The script produces 4 files as the output:

• train.a;
• train.b;
• test.a;
• test.b;

As can be seen, dialogs have been split into 2 groups: train and test. As well as each group has been splitted into 2 sub-groups: a and b.

Dialogs are split randomly into 2 groups: "train" and "test" with respect to the next proportions: 80% of all dialogs goes to the "train" group and 20% goes to the "test" group.

Actual separation is implemented with the train_test_split method.

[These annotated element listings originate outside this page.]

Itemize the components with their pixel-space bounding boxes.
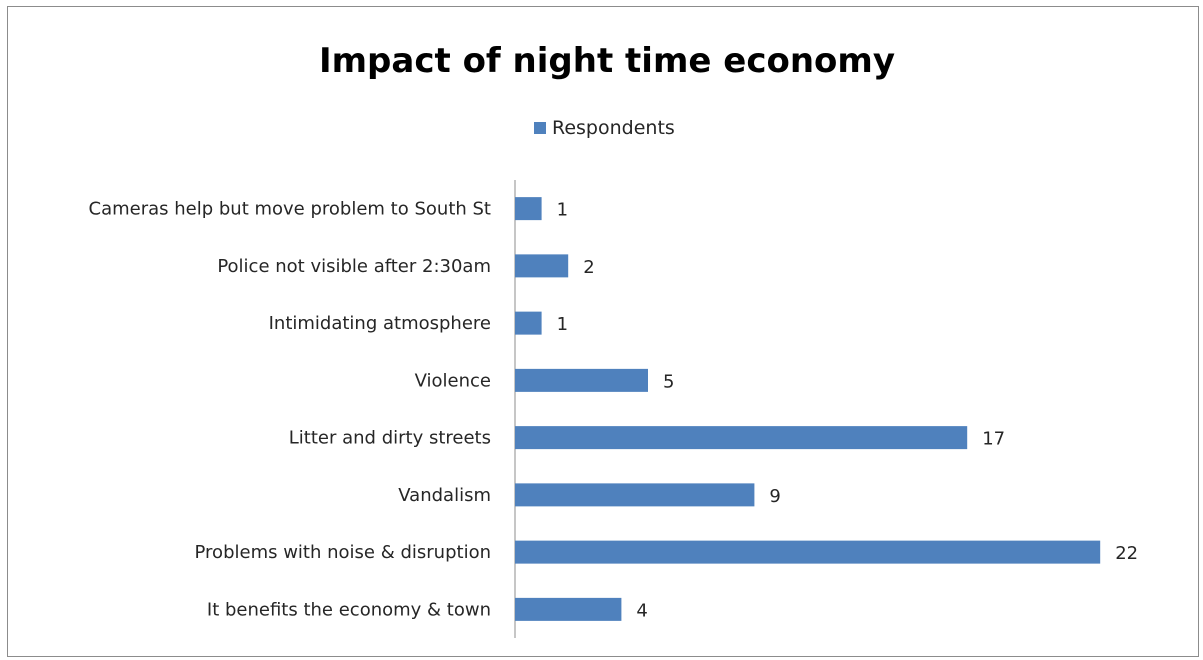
- category-label: Cameras help but move problem to South S…: [89, 199, 492, 220]
- legend: Respondents: [534, 117, 675, 139]
- category-label: Police not visible after 2:30am: [217, 256, 491, 277]
- bar: [515, 426, 968, 450]
- category-label: It benefits the economy & town: [207, 599, 491, 620]
- legend-swatch: [534, 122, 546, 134]
- bar: [515, 368, 648, 392]
- data-label: 9: [769, 486, 780, 507]
- bar: [515, 540, 1101, 564]
- data-label: 17: [982, 429, 1005, 450]
- data-label: 22: [1115, 543, 1138, 564]
- bar: [515, 311, 542, 335]
- data-label: 2: [583, 257, 594, 278]
- bar: [515, 483, 755, 507]
- data-label: 1: [557, 314, 568, 335]
- data-label: 4: [636, 600, 647, 621]
- category-label: Litter and dirty streets: [289, 428, 491, 449]
- bar: [515, 197, 542, 221]
- category-label: Violence: [415, 370, 491, 391]
- bar: [515, 254, 569, 278]
- bar: [515, 597, 622, 621]
- legend-label: Respondents: [552, 117, 675, 139]
- category-label: Intimidating atmosphere: [269, 313, 491, 334]
- category-label: Vandalism: [398, 485, 491, 506]
- data-label: 1: [557, 200, 568, 221]
- data-label: 5: [663, 371, 674, 392]
- chart-title: Impact of night time economy: [319, 41, 895, 81]
- category-label: Problems with noise & disruption: [195, 542, 491, 563]
- plot-area: Cameras help but move problem to South S…: [89, 197, 1138, 621]
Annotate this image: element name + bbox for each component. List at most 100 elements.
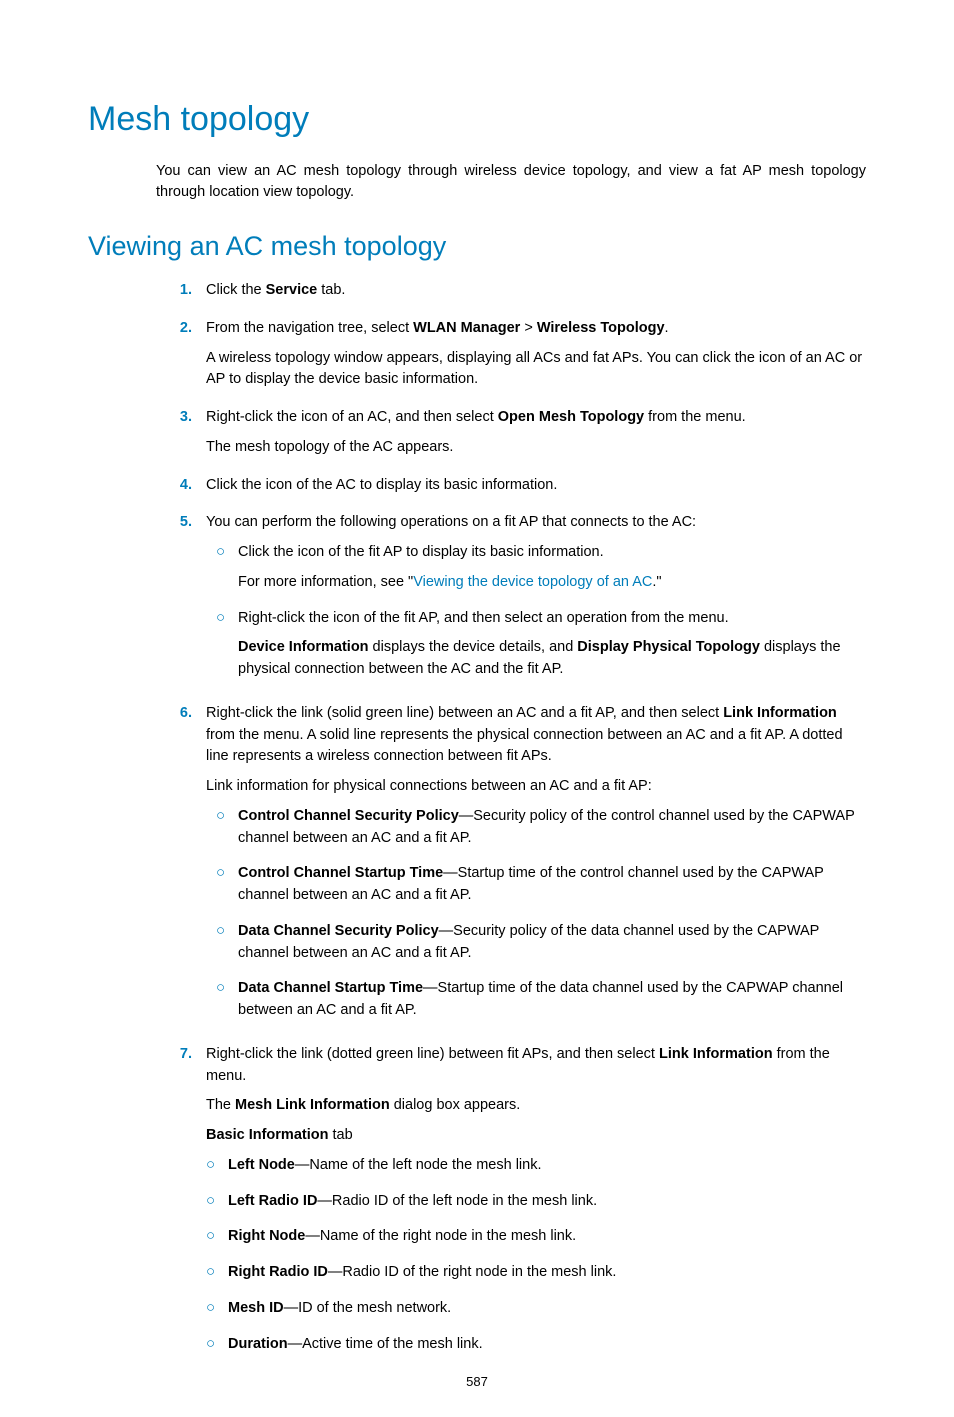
text: from the menu. (644, 409, 746, 425)
bold-text: WLAN Manager (413, 320, 520, 336)
text: —Name of the right node in the mesh link… (305, 1228, 576, 1244)
circle-bullet-icon: ○ (216, 921, 238, 973)
step-7: 7. Right-click the link (dotted green li… (158, 1044, 866, 1370)
bold-text: Basic Information (206, 1127, 328, 1143)
bold-text: Control Channel Startup Time (238, 865, 443, 881)
circle-bullet-icon: ○ (206, 1334, 228, 1364)
sub-body: Data Channel Startup Time—Startup time o… (238, 978, 866, 1030)
sub-body: Left Node—Name of the left node the mesh… (228, 1155, 866, 1185)
step-number: 5. (158, 512, 206, 695)
sub-item: ○ Control Channel Startup Time—Startup t… (216, 863, 866, 915)
text: A wireless topology window appears, disp… (206, 348, 866, 392)
circle-bullet-icon: ○ (216, 608, 238, 689)
text: Click the (206, 282, 266, 298)
bold-text: Data Channel Security Policy (238, 923, 439, 939)
bold-text: Left Node (228, 1157, 295, 1173)
bold-text: Duration (228, 1336, 288, 1352)
sub-body: Left Radio ID—Radio ID of the left node … (228, 1191, 866, 1221)
sub-item: ○ Left Radio ID—Radio ID of the left nod… (206, 1191, 866, 1221)
bold-text: Right Radio ID (228, 1264, 328, 1280)
text: from the menu. A solid line represents t… (206, 727, 843, 765)
step-body: Right-click the icon of an AC, and then … (206, 407, 866, 467)
bold-text: Mesh ID (228, 1300, 284, 1316)
sub-item: ○ Mesh ID—ID of the mesh network. (206, 1298, 866, 1328)
text: The (206, 1097, 235, 1113)
text: —Radio ID of the left node in the mesh l… (317, 1193, 597, 1209)
bold-text: Device Information (238, 639, 369, 655)
text: Right-click the icon of an AC, and then … (206, 409, 498, 425)
sub-item: ○ Left Node—Name of the left node the me… (206, 1155, 866, 1185)
text: —ID of the mesh network. (284, 1300, 452, 1316)
bold-text: Link Information (659, 1046, 773, 1062)
circle-bullet-icon: ○ (206, 1298, 228, 1328)
intro-paragraph: You can view an AC mesh topology through… (156, 161, 866, 203)
text: tab. (317, 282, 345, 298)
step-number: 6. (158, 703, 206, 1036)
page-number: 587 (0, 1374, 954, 1389)
text: tab (328, 1127, 352, 1143)
step-body: Right-click the link (solid green line) … (206, 703, 866, 1036)
sub-body: Right Node—Name of the right node in the… (228, 1226, 866, 1256)
step-2: 2. From the navigation tree, select WLAN… (158, 318, 866, 399)
text: displays the device details, and (369, 639, 578, 655)
circle-bullet-icon: ○ (216, 863, 238, 915)
sub-body: Right Radio ID—Radio ID of the right nod… (228, 1262, 866, 1292)
text: You can perform the following operations… (206, 512, 866, 534)
bold-text: Data Channel Startup Time (238, 980, 423, 996)
step-6: 6. Right-click the link (solid green lin… (158, 703, 866, 1036)
text: Right-click the icon of the fit AP, and … (238, 608, 866, 630)
bold-text: Display Physical Topology (577, 639, 760, 655)
bold-text: Control Channel Security Policy (238, 808, 459, 824)
text: ." (652, 574, 661, 590)
content-body: 1. Click the Service tab. 2. From the na… (158, 280, 866, 1369)
circle-bullet-icon: ○ (216, 806, 238, 858)
sub-body: Mesh ID—ID of the mesh network. (228, 1298, 866, 1328)
step-5: 5. You can perform the following operati… (158, 512, 866, 695)
section-heading: Viewing an AC mesh topology (88, 231, 866, 262)
text: Link information for physical connection… (206, 776, 866, 798)
text: . (665, 320, 669, 336)
sub-body: Click the icon of the fit AP to display … (238, 542, 866, 602)
step-3: 3. Right-click the icon of an AC, and th… (158, 407, 866, 467)
bold-text: Link Information (723, 705, 837, 721)
text: The mesh topology of the AC appears. (206, 437, 866, 459)
step-4: 4. Click the icon of the AC to display i… (158, 475, 866, 505)
bold-text: Open Mesh Topology (498, 409, 644, 425)
sub-item: ○ Duration—Active time of the mesh link. (206, 1334, 866, 1364)
circle-bullet-icon: ○ (206, 1226, 228, 1256)
text: Click the icon of the AC to display its … (206, 475, 866, 497)
circle-bullet-icon: ○ (206, 1262, 228, 1292)
page-title: Mesh topology (88, 100, 866, 139)
step-1: 1. Click the Service tab. (158, 280, 866, 310)
text: —Active time of the mesh link. (288, 1336, 483, 1352)
circle-bullet-icon: ○ (206, 1191, 228, 1221)
text: —Name of the left node the mesh link. (295, 1157, 542, 1173)
sub-item: ○ Right Node—Name of the right node in t… (206, 1226, 866, 1256)
circle-bullet-icon: ○ (216, 542, 238, 602)
step-number: 1. (158, 280, 206, 310)
bold-text: Wireless Topology (537, 320, 665, 336)
sub-item: ○ Click the icon of the fit AP to displa… (216, 542, 866, 602)
bold-text: Left Radio ID (228, 1193, 317, 1209)
cross-reference-link[interactable]: Viewing the device topology of an AC (413, 574, 652, 590)
bold-text: Right Node (228, 1228, 305, 1244)
text: > (520, 320, 537, 336)
step-body: Click the icon of the AC to display its … (206, 475, 866, 505)
sub-body: Control Channel Security Policy—Security… (238, 806, 866, 858)
text: Right-click the link (solid green line) … (206, 705, 723, 721)
sub-body: Control Channel Startup Time—Startup tim… (238, 863, 866, 915)
step-number: 7. (158, 1044, 206, 1370)
step-number: 4. (158, 475, 206, 505)
document-page: Mesh topology You can view an AC mesh to… (0, 0, 954, 1417)
text: Right-click the link (dotted green line)… (206, 1046, 659, 1062)
step-body: Right-click the link (dotted green line)… (206, 1044, 866, 1370)
sub-body: Right-click the icon of the fit AP, and … (238, 608, 866, 689)
sub-body: Data Channel Security Policy—Security po… (238, 921, 866, 973)
sub-item: ○ Control Channel Security Policy—Securi… (216, 806, 866, 858)
bold-text: Service (266, 282, 318, 298)
step-number: 3. (158, 407, 206, 467)
step-number: 2. (158, 318, 206, 399)
sub-body: Duration—Active time of the mesh link. (228, 1334, 866, 1364)
circle-bullet-icon: ○ (216, 978, 238, 1030)
step-body: Click the Service tab. (206, 280, 866, 310)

All dialogs within the same group ("train" or "test") are split into 2 parts ("a" and "b"). For the sake of the example, we will demonstrate the split process for the group "train". In order to split dialogs into "a"/"b" groups, in each simple dialog, lines are split into 2 parts, one part with lines that have even numbers, another part contains lines with non-even numbers. Let me show an example:

L19693 +++$+++ u198 +++$+++ m13 +++$+++ ELAINE +++$+++ It's a damn good thing you don't know how much he hates your guts.
L19692 +++$+++ u214 +++$+++ m13 +++$+++ STRIKER +++$+++ It's a damn good thing he doesn't know how much I hate his guts.
L19691 +++$+++ u198 +++$+++ m13 +++$+++ ELAINE +++$+++ Sluggish. Like a wet sponge.
L19690 +++$+++ u214 +++$+++ m13 +++$+++ STRIKER +++$+++ Sluggish. Like a wet sponge.

Lines number 0 and 2 (even) will go to the one file (train.a):

L19693 +++$+++ u198 +++$+++ m13 +++$+++ ELAINE +++$+++ It's a damn good thing you don't know how much he hates your guts.
L19691 +++$+++ u198 +++$+++ m13 +++$+++ ELAINE +++$+++ Sluggish. Like a wet sponge.

Lines number 1 and 3 (non-even) will go to the another file (train.b):

L19692 +++$+++ u214 +++$+++ m13 +++$+++ STRIKER +++$+++ It's a damn good thing he doesn't know how much I hate his guts.
L19690 +++$+++ u214 +++$+++ m13 +++$+++ STRIKER +++$+++ Sluggish. Like a wet sponge.

As the result, there will be 2 files, each line of the file train.a will contain a replica from a simple dialog, while a line with the same number from the file train.b contains answer to the phrase from the same dialog. For example line number 0 form the train.a might contain:

It's a damn good thing he doesn't know how much I hate his guts.

while the line number 0 from the train.b will contain:

It's a damn good thing you don't know how much he hates your guts.